Initially unwilling to get involved, Jerry finds himself besotted — in ways that he can't fully articulate — by the enigmatic, maternal yet sensuous Mrs. Unger. And as he discovers, there's nothing in the least dead about her hand: an almost magically skilled masseuse, she soon has him under her thumb, in more than one way.
Theroux is a polished, fluent writer; the quality of his prose is better than what one expects from genre fiction (and A Dead Hand is very much a genre thriller). As in previous books, notably The Elephanta Suite , he has a way of capturing little things about India that might make Indians bristle; and even lead to accusations of an outsider being patronising or promoting stereotypes; but which have the ring of uncomfortable truth about them. “As I was leaving,” says Jerry at one point, “I heard him shout — a bawling in Bengali, the sort of rage I'd heard before in India, uninhibited indignation, pure fury, always a man screaming at a woman.”
And this, when referring to certain middle-class Indians whose English combines grammatical incorrectness with a florid over-formality that suggests the colonial legacy: “They had the language for every occasion. It was still possible to be subtle, even sinuous, in a conversation, probably as a result of the weirdly Victorian verbosity, using politeness and amplification and elaborate excuses and courtesies.”
On yet another occasion, Jerry says that “India's human features” frighten him, but then speculates that “I saw doomed people where (Mrs. Unger) saw life and hope, because I was doing nothing and she was bringing help.”
Of course, it's important not to confuse narrator with author: Jerry is given to painting with much broader brush-strokes than Theroux himself would. But he can certainly be seen as a version of Theroux, perhaps a more callow version. Or perhaps a lazier, less ambitious version, the sort who would hide behind the façade of “writer's block”.
Vivid images
This parallel is underlined for us midway through the book — in a passage that doesn't take the main narrative forward but is very intriguing on its own terms — when Jerry has a brief meeting with the travel writer “Paul Theroux”, who happens to be visiting Calcutta. During the course of their exchange, we get a vivid, cynical image of an inquisitive writer as someone who pokes a wary animal: “It was not only cruel, but the torment evoked an uncharacteristic and untrue reaction.” Despite many thoughtful passages like this, A Dead Hand has a peculiar, unfinished feel about it. The book's target reader would seem to be someone who simply wants to read a cosy little Oriental mystery (the subtitle “A Crime in Calcutta” suggests as much), and in this sense it never quite satisfies.

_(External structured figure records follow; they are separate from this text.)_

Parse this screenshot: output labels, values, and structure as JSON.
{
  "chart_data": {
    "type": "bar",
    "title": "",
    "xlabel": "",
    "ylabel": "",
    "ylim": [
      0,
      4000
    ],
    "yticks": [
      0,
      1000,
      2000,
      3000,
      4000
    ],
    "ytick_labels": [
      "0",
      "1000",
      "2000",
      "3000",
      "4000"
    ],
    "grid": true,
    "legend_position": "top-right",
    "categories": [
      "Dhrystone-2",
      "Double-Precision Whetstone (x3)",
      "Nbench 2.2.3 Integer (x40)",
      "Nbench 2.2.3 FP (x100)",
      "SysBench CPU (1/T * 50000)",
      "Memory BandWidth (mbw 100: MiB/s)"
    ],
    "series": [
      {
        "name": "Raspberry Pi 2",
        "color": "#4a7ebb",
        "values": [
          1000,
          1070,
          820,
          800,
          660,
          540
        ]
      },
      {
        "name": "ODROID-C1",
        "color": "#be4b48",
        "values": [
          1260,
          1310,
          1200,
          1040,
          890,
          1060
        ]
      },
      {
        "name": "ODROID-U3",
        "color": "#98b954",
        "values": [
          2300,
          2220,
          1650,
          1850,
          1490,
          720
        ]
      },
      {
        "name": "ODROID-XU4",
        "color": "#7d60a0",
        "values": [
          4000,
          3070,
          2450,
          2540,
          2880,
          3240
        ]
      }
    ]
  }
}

Early on, when we learn that Mrs. Unger's largesse extends to rescuing and caring for some of the city's huge population of orphaned children, it isn't too difficult to guess the general direction where the story is headed, and one keeps waiting for a twist that will add a new, unanticipated dimension. However, this never quite happens; the book doesn't seem to want to be a conventional whodunit (or whadhappened).
But in that case, what is it? Is it more about slowly unwrapping the many veils that conceal the real Mrs. Unger (something one can't be sure Jerry has succeeded in doing by the end of the book)? Or is this inscrutable woman an elaborate symbol for Calcutta — and, by extension, for India? raises these questions but leaves them hanging in the musty air of the dirt-bag.